Miller returned to his alma mater in 1968 to teach Physical Education.
He could always be found in the gym playing Battle Ball with his classes, talking all things athletics, and recruiting for Tyrone sports.
In spite of his stern approach to education, everyone wanted Mr. Miller as their gym teacher.
“You always knew which students were placed with Mr. Miller by their cheers [when the schedules were released],” said TAHS grad Katie Riley.
Miller cared deeply for his students, always making an effort to get to know them in class and on their respective playing fields.
“One of the greatest things about him was how unflappable he was,” said former student Vincent Gray. “In 7th grade, I got knocked unconscious in a freak volleyball accident. When I came to, he was so relaxed and matter of fact that I didn’t even realize how bad it was or that I was out for a few minutes. I remember sitting in the nurse’s office looking down and finally noticing that my shirt was saturated with blood and Mr. Miller was explaining to the nurse ‘Well, we had a little run in playing volleyball today.’”
He was widely loved, respected, and cherished by students and fellow teachers alike.
“I absolutely loved having Mr. Miller in class,” said former student Emily Oakes. “He called everyone by their last names. I can’t imagine how a teacher keeps track of all those names, but looking back it made you feel close to him. It was a way to bond with students.”
In addition to teaching, Miller was head coach of the Tyrone varsity football team during both the 1980s and 1990s, as well as an assistant at Moshannon Valley, Bellefonte, and Philipsburg.

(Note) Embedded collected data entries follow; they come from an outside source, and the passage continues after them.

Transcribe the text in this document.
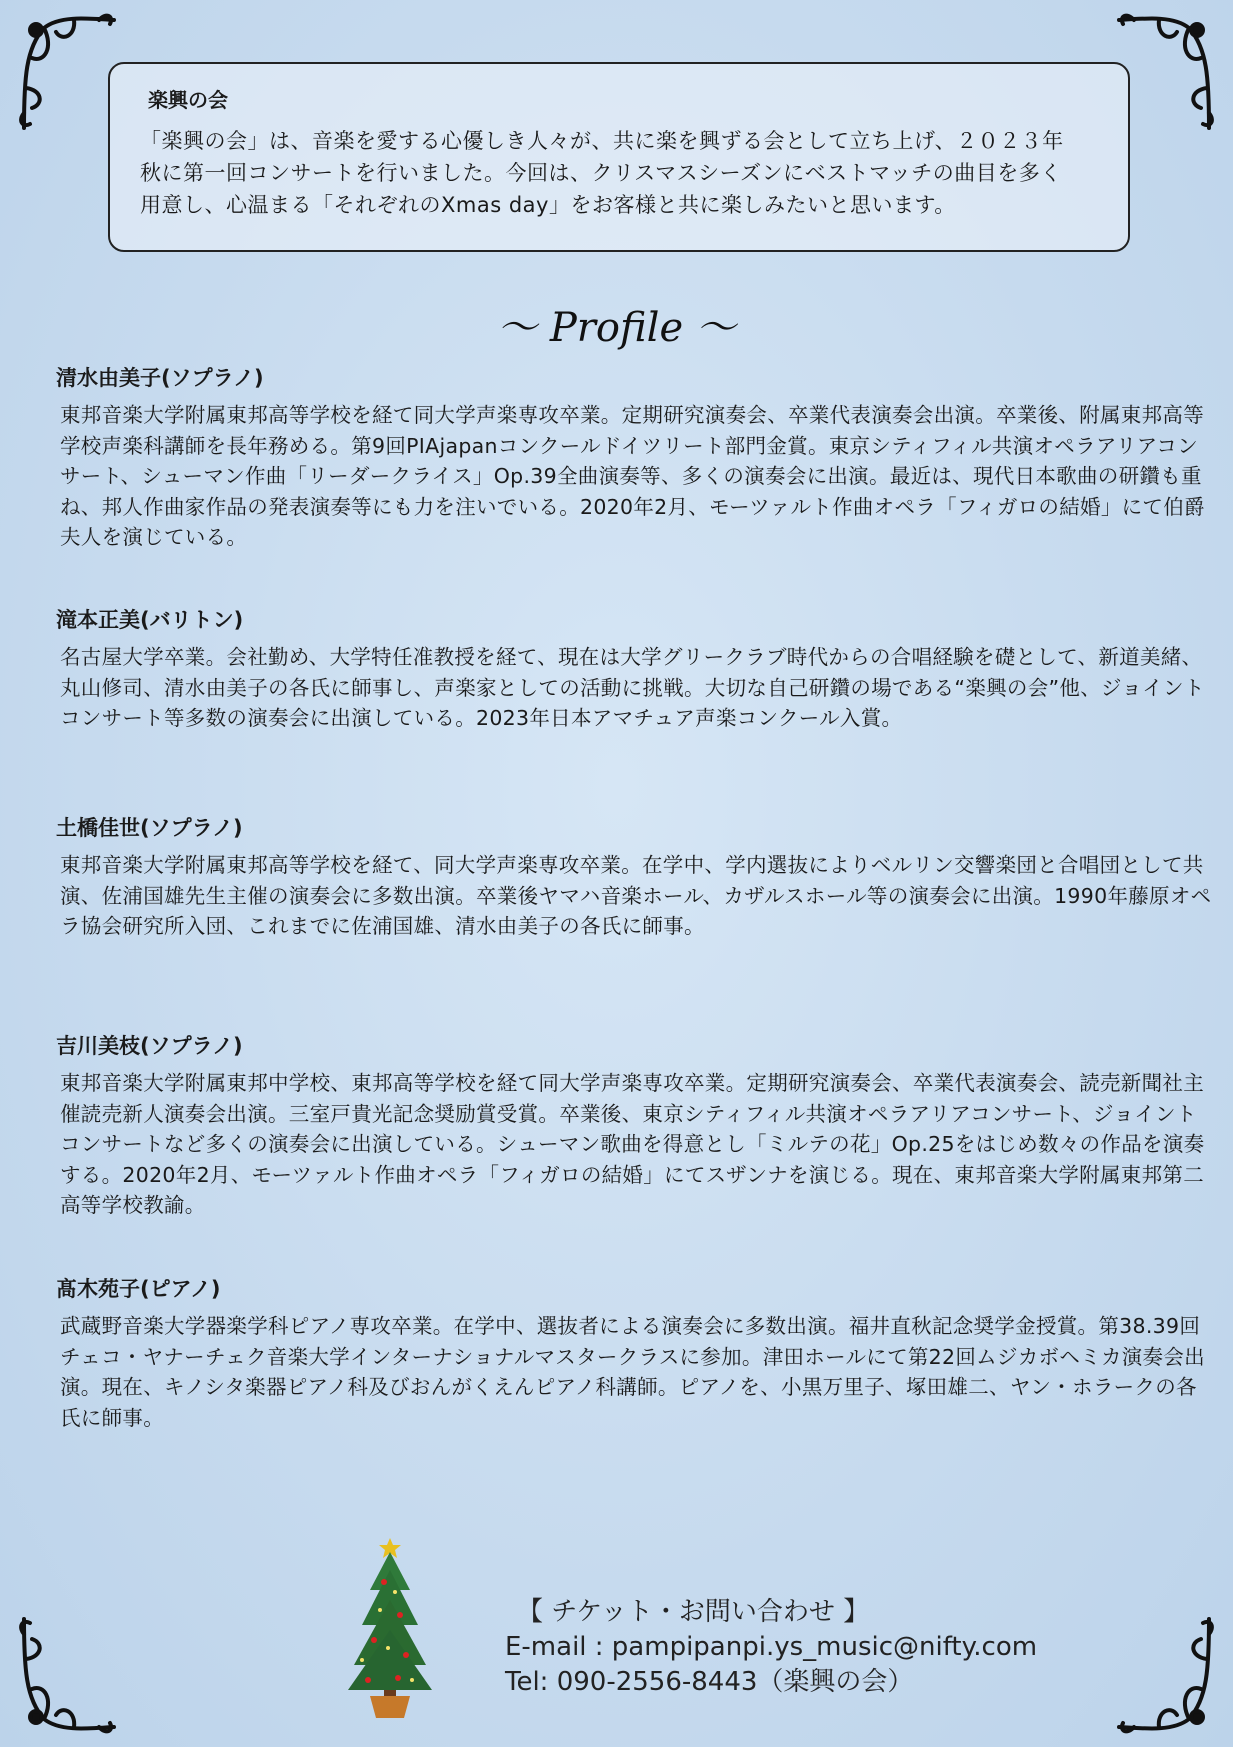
楽興の会

「楽興の会」は、音楽を愛する心優しき人々が、共に楽を興ずる会として立ち上げ、２０２３年秋に第一回コンサートを行いました。今回は、クリスマスシーズンにベストマッチの曲目を多く用意し、心温まる「それぞれのXmas day」をお客様と共に楽しみたいと思います。

〜 Profile 〜
清水由美子(ソプラノ)

東邦音楽大学附属東邦高等学校を経て同大学声楽専攻卒業。定期研究演奏会、卒業代表演奏会出演。卒業後、附属東邦高等学校声楽科講師を長年務める。第9回PIAjapanコンクールドイツリート部門金賞。東京シティフィル共演オペラアリアコンサート、シューマン作曲「リーダークライス」Op.39全曲演奏等、多くの演奏会に出演。最近は、現代日本歌曲の研鑽も重ね、邦人作曲家作品の発表演奏等にも力を注いでいる。2020年2月、モーツァルト作曲オペラ「フィガロの結婚」にて伯爵夫人を演じている。

滝本正美(バリトン)

名古屋大学卒業。会社勤め、大学特任准教授を経て、現在は大学グリークラブ時代からの合唱経験を礎として、新道美緒、丸山修司、清水由美子の各氏に師事し、声楽家としての活動に挑戦。大切な自己研鑽の場である“楽興の会”他、ジョイントコンサート等多数の演奏会に出演している。2023年日本アマチュア声楽コンクール入賞。

土橋佳世(ソプラノ)

東邦音楽大学附属東邦高等学校を経て、同大学声楽専攻卒業。在学中、学内選抜によりベルリン交響楽団と合唱団として共演、佐浦国雄先生主催の演奏会に多数出演。卒業後ヤマハ音楽ホール、カザルスホール等の演奏会に出演。1990年藤原オペラ協会研究所入団、これまでに佐浦国雄、清水由美子の各氏に師事。

吉川美枝(ソプラノ)

東邦音楽大学附属東邦中学校、東邦高等学校を経て同大学声楽専攻卒業。定期研究演奏会、卒業代表演奏会、読売新聞社主催読売新人演奏会出演。三室戸貴光記念奨励賞受賞。卒業後、東京シティフィル共演オペラアリアコンサート、ジョイントコンサートなど多くの演奏会に出演している。シューマン歌曲を得意とし「ミルテの花」Op.25をはじめ数々の作品を演奏する。2020年2月、モーツァルト作曲オペラ「フィガロの結婚」にてスザンナを演じる。現在、東邦音楽大学附属東邦第二高等学校教諭。

髙木苑子(ピアノ)

武蔵野音楽大学器楽学科ピアノ専攻卒業。在学中、選抜者による演奏会に多数出演。福井直秋記念奨学金授賞。第38.39回チェコ・ヤナーチェク音楽大学インターナショナルマスタークラスに参加。津田ホールにて第22回ムジカボヘミカ演奏会出演。現在、キノシタ楽器ピアノ科及びおんがくえんピアノ科講師。ピアノを、小黒万里子、塚田雄二、ヤン・ホラークの各氏に師事。

【 チケット・お問い合わせ 】
E-mail : pampipanpi.ys_music@nifty.com
Tel: 090-2556-8443（楽興の会）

He coached basketball, baseball, and track and field at many levels. He also trained athletes of all sports in the weight room.
In 1979, Miller was hired as the head coach of the Tyrone varsity football team. With his college football experience and successes, Miller was perfect for the job. After all, his greatest passion was sports and sharing his knowledge of it with others.
“It was his ‘reason for being,’” said Jim Butler, former Tyrone High School social studies teacher and one of Miller’s assistant coaches. “He viewed everything through athletics. He was good at it and he made it his career. It wasn’t like work to him.”
Although ‘Coach’ could be tough when necessary, Miller cared deeply about his athletes and his relationships with them.
“I remember [one time] Coach [was] chewing us out on the practice field, [and he] turned away and then turned back to us and said ‘I love you guys,’” recalled former player, David Stack.
Miller was known as a “player’s coach” and always emphasized the importance of having fun while playing. He allowed his athletes to feel comfortable competing without added pressure.
“He was really good to us. It wasn’t ever a toxic environment. He could make you laugh…[but] he was serious about the game, and that came through,” said Kevin Ferner in Kerry Naylor’s second volume of The Tyrone Football Story.
Miller spent 10 years as Tyrone’s head football coach, finishing with a 46-42-6 record. He vacated the position when John Franco took over in 1994. Miller is tied for third all-time coaching wins in Tyrone football history, with 46 wins between 1979-1986 and 1992-1993.
After Franco was hired at Tyrone, Miller relocated his coaching talents to Moshannon Valley as a defensive coordinator.
“[Coach Miller] was the coolest. I wish I would have had more than one season with him. It meant a lot to all of us he was there for us, even without any ties to the area. He used to call us ‘the boys up the mountain.’ He’ll always be remembered as a Tyrone guy, but the boys up the mountain loved him too,” said Andy Stine, former Moshannon Valley football player and current sports editor at the Daily Herald.
When Miller’s five children started playing sports, he began coaching little league, youth football, and youth basketball.
Although typical for coaches to draft their own children, Miller’s two oldest, Barbara and Lance, played for an opposing team within the minor league.
“[Coach Tom Miller] was the first coach that believed I could pitch,” said former player John Harlow. “He told me that the key to pitching was own the inside corner. If they are leaning over the plate, brush them back so you get to the outside corner.”
During a regular season game that year, Harlow was pitching to Coach’s daughter and accidentally drilled her.
“When I got back to the dugout, I was worried about facing an angry father. He said ‘John, I said rule the inside corner, don’t drill my daughter,’” said Harlow.
Miller also coached various girls basketball teams during his tenure.
“He was the definition of grit. He was a man of character, integrity and hard work. He loved his family and [players] as if we were his own children. He provided me [with] a rock solid foundation on which I built my athletic career,” said former player Megan Delbaggio Fernandez.